Expectativa ante el estreno de “Papeles en el viento” de Taratuto y Sacheri

BUENOS AIRES- La avant premiere del filme «Papeles en el viento» de Juan Taratuto, realizado a partir de la novela de Eduardo Sacheri, con los protagónicos de Diego Peretti, Diego Torres, Pablo Echarri y Pablo Rago, se desarrollará hoy y revelará al público por primera vez las imágenes del universo de cuatro amigos futboleros, entrañables en sus contradicciones, que llegará a la pantalla grande el jueves 8 de enero.

Taratuto («La reconstrucción»)  cayó en las redes del emotivo relato escrito por Sacheri que ya lleva vendidos más de 50 mil ejemplares, pensó en llevarlo al cine y hoy lo define como, «una comedia romántica sobre un grupo de amigos, donde lo que está en juego -en lugar de si la pareja se besará o no-  es saber si el grupo de amigos permanecerá unido», se entusiasma, en una charla con Télam, compartida con Sacheri.

La película, que llegará a la pantalla grande el jueves 8 de enero, narra la amistad entre cuatro hombres devotos del fútbol que rondan los cuarenta años, y de cómo la muerte puede fortalecerla o hacerla tambalear, mientras el futuro de una nena, hija de uno de ellos, se convierte en el centro de las preocupaciones de la banda.
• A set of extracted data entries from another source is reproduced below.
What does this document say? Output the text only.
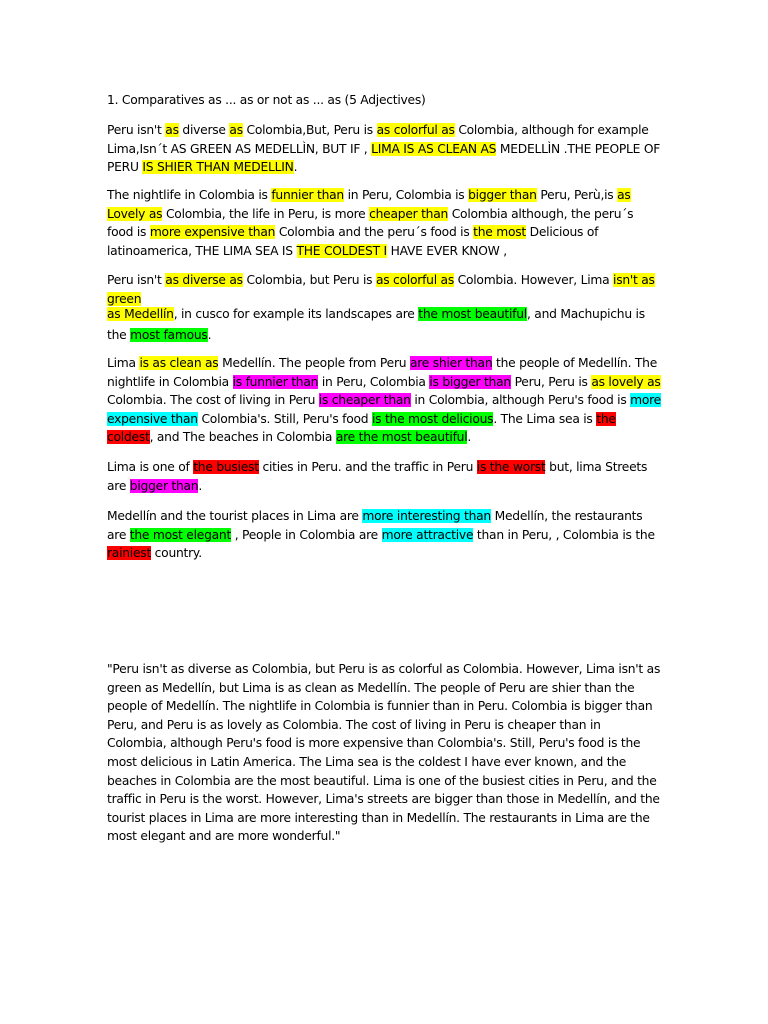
1. Comparatives as ... as or not as ... as (5 Adjectives)

Peru isn't as diverse as Colombia,But, Peru is as colorful as Colombia, although for example Lima,Isn´t AS GREEN AS MEDELLÌN, BUT IF , LIMA IS AS CLEAN AS MEDELLÌN .THE PEOPLE OF PERU IS SHIER THAN MEDELLIN.

The nightlife in Colombia is funnier than in Peru, Colombia is bigger than Peru, Perù,is as Lovely as Colombia, the life in Peru, is more cheaper than Colombia although, the peru´s food is more expensive than Colombia and the peru´s food is the most Delicious of latinoamerica, THE LIMA SEA IS THE COLDEST I HAVE EVER KNOW ,

Peru isn't as diverse as Colombia, but Peru is as colorful as Colombia. However, Lima isn't as green

as Medellín, in cusco for example its landscapes are the most beautiful, and Machupichu is the most famous.

Lima is as clean as Medellín. The people from Peru are shier than the people of Medellín. The nightlife in Colombia is funnier than in Peru, Colombia is bigger than Peru, Peru is as lovely as Colombia. The cost of living in Peru is cheaper than in Colombia, although Peru's food is more expensive than Colombia's. Still, Peru's food is the most delicious. The Lima sea is the coldest, and The beaches in Colombia are the most beautiful.

Lima is one of the busiest cities in Peru. and the traffic in Peru is the worst but, lima Streets are bigger than.

Medellín and the tourist places in Lima are more interesting than Medellín, the restaurants are the most elegant , People in Colombia are more attractive than in Peru, , Colombia is the rainiest country.

"Peru isn't as diverse as Colombia, but Peru is as colorful as Colombia. However, Lima isn't as green as Medellín, but Lima is as clean as Medellín. The people of Peru are shier than the people of Medellín. The nightlife in Colombia is funnier than in Peru. Colombia is bigger than Peru, and Peru is as lovely as Colombia. The cost of living in Peru is cheaper than in Colombia, although Peru's food is more expensive than Colombia's. Still, Peru's food is the most delicious in Latin America. The Lima sea is the coldest I have ever known, and the beaches in Colombia are the most beautiful. Lima is one of the busiest cities in Peru, and the traffic in Peru is the worst. However, Lima's streets are bigger than those in Medellín, and the tourist places in Lima are more interesting than in Medellín. The restaurants in Lima are the most elegant and are more wonderful."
«Prefiero estar metido en la adaptación del texto, ya que como lector me decepcioné algunas veces, involucrarse te exige una dosis de flexibilidad importante, cuando te ponés a golpearte el pecho con esto de, ‘el dueño de la idea soy yo’, la arruinás», detalla el autor.

Sacheri comenzó a escribirlo en pleno éxito del filme «El secreto de sus ojos» de Juan Campanella, basado en su novela («La pregunta de sus ojos»), cuyo guión coescribió, y reconoce que la escritura de «Papeles…» fue, «tirar el ancla, por eso los personajes son de Castelar, de Independiente y agarran al cuadro flojo, antes de la debacle, de hecho le pongo el punto final al texto y sale campeón de la Sudamericana, no daba para cambiarle una coma», apuntó el escritor, fanático del RojoLa mística futbolera, capaz de conmover y generar reflexiones a través de la descripción de alguna jugada, impregna la producción, al igual que cierta intensidad,  determinados colores que signan las composiciones  actorales.

En relación a las características del elenco masculino, Taratuto admite que «como director no puedo hacer igualmente bien una peli sobre relaciones humanas que otra de ciencia ficción, de ahí que busco actores con  la energía que necesita cada personaje en cada filme. En este caso era importante que tuvieran ‘rioba’ encima, con tener solamente barrio no alcanzaba.»

«La mirada más condenatoria para mí -continúa-  era la del autor, quien por suerte nunca la ejerció, y la de los lectores. Se debe entender que uno es un amplificador de sentimientos y emociones de una historia escrita por otra persona, llevados al cine por los actores. Esta fidelidad está relacionada con ser fiel a  lo sensorial de la novela».

La lealtad hacia un amigo que fallece y deja una suerte de legado, cuyo cumplimiento se torna delirante por momentos, y en otros despierta miedo, casi como sucede durante un partido de fútbol, donde la pasión y las traiciones cosen el entramado invisible de las casacas, es el marca del texto que permanece en la película.

La razón de la complicidad entre palabras e imágenes tal vez resida en las palabras del escritor, capaz de entender la la figura del director como si se tratara de un lector más: Aprendi de mi experiencia, no podés decir ‘acá no dice esto’, aunque no hayas querido poner tal o cual palabra, si el lector lo  entendió así, uno labura con eso, lo charla, ve qué pasa y genera cambios», concluyó.